SWI benefits from higher susceptibility sensitivity at 7 T. Therefore, very small veins can be depicted with SWI. To reach whole-brain coverage in reasonable measurement time (~10 min), a slice resolution of 1 mm was chosen, and the resulting voxel size was bigger than for TOF [(0.3 × 0.3 × 1) vs. (0.2 × 0.2 × 0.4) mm3], where a smaller central slab was imaged, and more highly anisotropic. This led to higher interpolation errors and partial volume effects when relatively small vessels compared to bigger subcortical structures were chosen for quantitative comparison. Nevertheless, the larger veins we chose for analysis had only minimally larger deviations between sites than the arteries compared with TOF. For all subcortical structures, the differences between the sites were minor and much lower than for the TOF measurements. The differences in TOF may be caused by the different contrast mechanisms of the sequences, as indicated by RF coil differences found with TOF, but also physiological reasons like blood flow variations may play an important role.
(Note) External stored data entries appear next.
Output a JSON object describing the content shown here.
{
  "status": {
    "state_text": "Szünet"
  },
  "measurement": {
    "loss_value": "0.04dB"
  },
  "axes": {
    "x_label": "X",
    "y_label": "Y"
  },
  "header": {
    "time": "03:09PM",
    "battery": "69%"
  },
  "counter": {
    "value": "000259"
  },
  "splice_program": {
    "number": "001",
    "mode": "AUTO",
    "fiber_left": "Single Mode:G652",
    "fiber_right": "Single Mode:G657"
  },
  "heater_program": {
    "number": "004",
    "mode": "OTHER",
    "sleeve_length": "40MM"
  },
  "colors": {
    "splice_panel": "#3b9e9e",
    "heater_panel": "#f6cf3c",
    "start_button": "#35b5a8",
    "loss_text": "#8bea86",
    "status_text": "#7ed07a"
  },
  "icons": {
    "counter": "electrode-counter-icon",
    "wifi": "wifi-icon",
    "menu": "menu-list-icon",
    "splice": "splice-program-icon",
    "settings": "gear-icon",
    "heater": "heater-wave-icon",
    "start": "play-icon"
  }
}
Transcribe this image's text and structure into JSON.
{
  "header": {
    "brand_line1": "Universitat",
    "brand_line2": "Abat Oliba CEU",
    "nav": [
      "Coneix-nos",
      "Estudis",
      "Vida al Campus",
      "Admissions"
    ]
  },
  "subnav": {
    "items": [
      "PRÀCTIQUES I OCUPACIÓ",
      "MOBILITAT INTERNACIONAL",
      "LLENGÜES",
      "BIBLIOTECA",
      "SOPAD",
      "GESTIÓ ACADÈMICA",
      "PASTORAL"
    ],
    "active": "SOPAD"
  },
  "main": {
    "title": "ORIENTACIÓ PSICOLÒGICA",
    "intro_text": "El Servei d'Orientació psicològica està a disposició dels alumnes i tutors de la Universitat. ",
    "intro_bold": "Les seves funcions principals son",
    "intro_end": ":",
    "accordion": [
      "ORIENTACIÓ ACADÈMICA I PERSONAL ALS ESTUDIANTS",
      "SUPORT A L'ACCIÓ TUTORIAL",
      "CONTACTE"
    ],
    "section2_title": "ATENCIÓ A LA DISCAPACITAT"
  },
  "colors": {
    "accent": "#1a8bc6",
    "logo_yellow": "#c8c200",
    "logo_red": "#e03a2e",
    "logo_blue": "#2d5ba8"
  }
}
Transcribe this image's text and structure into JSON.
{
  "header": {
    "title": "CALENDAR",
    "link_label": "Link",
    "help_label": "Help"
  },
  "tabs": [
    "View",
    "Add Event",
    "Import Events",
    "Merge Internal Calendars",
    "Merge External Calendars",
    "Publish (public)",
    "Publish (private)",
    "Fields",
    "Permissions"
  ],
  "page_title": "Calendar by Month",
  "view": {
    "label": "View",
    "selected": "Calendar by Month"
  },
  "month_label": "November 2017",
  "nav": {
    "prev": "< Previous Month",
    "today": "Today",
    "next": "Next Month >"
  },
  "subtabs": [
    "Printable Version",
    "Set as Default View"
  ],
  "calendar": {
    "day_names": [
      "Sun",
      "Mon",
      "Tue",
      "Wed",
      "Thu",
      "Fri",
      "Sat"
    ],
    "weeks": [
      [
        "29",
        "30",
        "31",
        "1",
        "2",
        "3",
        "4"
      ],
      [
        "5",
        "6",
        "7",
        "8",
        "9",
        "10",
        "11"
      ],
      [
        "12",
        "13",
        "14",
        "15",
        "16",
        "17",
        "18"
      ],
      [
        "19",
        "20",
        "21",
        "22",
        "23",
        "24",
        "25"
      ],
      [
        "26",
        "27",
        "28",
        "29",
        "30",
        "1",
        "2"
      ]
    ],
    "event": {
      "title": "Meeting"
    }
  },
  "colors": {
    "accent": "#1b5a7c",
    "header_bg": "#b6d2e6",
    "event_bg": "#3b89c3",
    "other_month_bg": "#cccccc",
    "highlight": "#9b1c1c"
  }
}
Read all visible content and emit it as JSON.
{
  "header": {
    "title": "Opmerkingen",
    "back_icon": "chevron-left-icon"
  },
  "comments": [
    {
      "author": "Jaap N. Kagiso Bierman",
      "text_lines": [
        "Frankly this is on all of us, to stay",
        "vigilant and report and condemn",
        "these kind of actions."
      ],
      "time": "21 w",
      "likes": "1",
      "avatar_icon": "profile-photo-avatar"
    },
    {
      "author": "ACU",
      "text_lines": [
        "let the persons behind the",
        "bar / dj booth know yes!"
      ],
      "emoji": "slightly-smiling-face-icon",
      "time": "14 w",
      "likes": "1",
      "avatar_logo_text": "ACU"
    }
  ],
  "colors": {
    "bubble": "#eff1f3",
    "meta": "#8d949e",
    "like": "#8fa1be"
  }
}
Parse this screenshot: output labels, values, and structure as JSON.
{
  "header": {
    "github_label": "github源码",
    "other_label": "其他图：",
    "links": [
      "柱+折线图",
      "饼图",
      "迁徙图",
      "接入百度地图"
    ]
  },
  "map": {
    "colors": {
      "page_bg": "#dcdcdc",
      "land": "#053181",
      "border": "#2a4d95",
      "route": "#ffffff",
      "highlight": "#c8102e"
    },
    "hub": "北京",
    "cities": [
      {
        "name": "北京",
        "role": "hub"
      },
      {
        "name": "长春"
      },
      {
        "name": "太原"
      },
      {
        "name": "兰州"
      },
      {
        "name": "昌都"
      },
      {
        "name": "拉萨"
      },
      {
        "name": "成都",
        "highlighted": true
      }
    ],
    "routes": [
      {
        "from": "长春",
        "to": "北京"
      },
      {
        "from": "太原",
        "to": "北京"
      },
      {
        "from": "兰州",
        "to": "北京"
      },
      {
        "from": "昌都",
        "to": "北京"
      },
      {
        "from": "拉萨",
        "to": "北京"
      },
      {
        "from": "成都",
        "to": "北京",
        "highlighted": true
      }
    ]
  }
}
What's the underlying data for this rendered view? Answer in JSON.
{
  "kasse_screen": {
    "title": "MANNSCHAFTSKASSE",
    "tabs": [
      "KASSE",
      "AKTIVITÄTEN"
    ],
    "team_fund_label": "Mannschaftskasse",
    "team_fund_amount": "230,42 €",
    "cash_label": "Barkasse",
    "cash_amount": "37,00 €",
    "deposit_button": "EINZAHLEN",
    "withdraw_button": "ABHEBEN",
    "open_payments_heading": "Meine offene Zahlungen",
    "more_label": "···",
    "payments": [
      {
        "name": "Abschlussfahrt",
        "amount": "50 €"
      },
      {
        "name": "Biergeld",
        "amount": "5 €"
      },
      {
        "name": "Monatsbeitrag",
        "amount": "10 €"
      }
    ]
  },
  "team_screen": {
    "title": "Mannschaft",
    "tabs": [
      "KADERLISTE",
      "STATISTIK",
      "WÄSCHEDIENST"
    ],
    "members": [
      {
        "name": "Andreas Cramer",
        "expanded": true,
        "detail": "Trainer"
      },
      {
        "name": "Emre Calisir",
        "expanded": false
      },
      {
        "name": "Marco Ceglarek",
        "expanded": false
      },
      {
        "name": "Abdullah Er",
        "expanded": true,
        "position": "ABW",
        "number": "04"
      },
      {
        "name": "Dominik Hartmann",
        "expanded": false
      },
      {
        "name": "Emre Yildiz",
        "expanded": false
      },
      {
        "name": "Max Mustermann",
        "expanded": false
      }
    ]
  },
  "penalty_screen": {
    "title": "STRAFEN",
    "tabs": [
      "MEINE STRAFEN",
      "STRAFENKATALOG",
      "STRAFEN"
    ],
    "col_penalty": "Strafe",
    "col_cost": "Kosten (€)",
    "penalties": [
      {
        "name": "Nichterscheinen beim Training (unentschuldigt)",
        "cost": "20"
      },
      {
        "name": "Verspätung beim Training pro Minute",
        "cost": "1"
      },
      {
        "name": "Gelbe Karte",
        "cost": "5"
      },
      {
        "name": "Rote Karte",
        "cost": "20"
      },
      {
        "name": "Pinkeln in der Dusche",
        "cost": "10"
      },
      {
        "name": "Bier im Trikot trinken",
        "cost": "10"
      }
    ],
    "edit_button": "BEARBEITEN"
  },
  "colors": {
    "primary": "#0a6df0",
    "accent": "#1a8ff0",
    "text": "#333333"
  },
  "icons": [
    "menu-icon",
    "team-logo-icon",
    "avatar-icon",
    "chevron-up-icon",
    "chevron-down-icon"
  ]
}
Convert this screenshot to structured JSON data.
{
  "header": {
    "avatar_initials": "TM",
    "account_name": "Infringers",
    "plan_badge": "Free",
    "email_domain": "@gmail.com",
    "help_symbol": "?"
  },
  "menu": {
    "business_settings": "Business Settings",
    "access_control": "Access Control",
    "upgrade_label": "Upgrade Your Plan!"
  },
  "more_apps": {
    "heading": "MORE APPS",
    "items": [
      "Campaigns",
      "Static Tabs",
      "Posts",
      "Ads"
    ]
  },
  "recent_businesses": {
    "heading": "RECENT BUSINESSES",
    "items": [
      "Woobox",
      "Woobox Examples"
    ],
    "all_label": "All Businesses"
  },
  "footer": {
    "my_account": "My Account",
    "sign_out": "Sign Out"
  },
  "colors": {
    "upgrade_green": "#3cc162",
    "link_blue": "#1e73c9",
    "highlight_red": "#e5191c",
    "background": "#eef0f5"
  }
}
EPI is very fast and therefore very useful in applications such as functional imaging, but prone to imaging artifacts due to B0 inhomogenities or susceptibility effects. The sequence we used had a modified reference scan for phase correction to account for the higher sensitivity of 7 T to susceptibility and also a sinusoidal readout to reduce gradient coil resonances and helium boil-off. At Site 6 and for the first scan at Site 4, this type of reference scan was not available due to sequence installation problems, and tSNR values were slightly lower than at comparable sites. The distortion artifacts seen in the EPI images correlated well with measured B0 variations. The 32ch coil sites had a higher mean tSNR than the 24ch coil sites. This also corresponds well with other findings at 3 and 7 T [3638]. It has been shown that tSNR benefits most from higher field strength or highly parallel arrays when thermal noise is dominant, e.g., for small voxel volumes and for higher acceleration factors, as in the applied sequence. Inter-site variation of tSNR was smaller for Subject 1 than for Subject 2, and this difference was even increased by the correction for scanner drift. This may indicate that corrections were disturbed by subject movement, physiological effects, or other side effects that could not be detected.

Conclusion

UHF MR systems are very sensitive measurement devices, but high sensitivity also applies to noise and susceptibility to hardware faults. Even for systems provided from the same vendor, there can be remarkable differences between basic imaging components of the individual MR systems and sites that potentially might influence image quality. Effects of these hardware differences were revealed in this study, where it could be shown that the RF coils had the greatest effect on inter-site reproducibility; the effect of the gradient coils and magnet type was more limited. Nevertheless, our results show that the 7 T systems used can deliver high multi-center reproducibility for the supratentorial brain with variability that is similar to that reported in the literature for 3 T. This is a promising finding for quantitative imaging, and a first step toward future large scale multi-site studies at 7 T.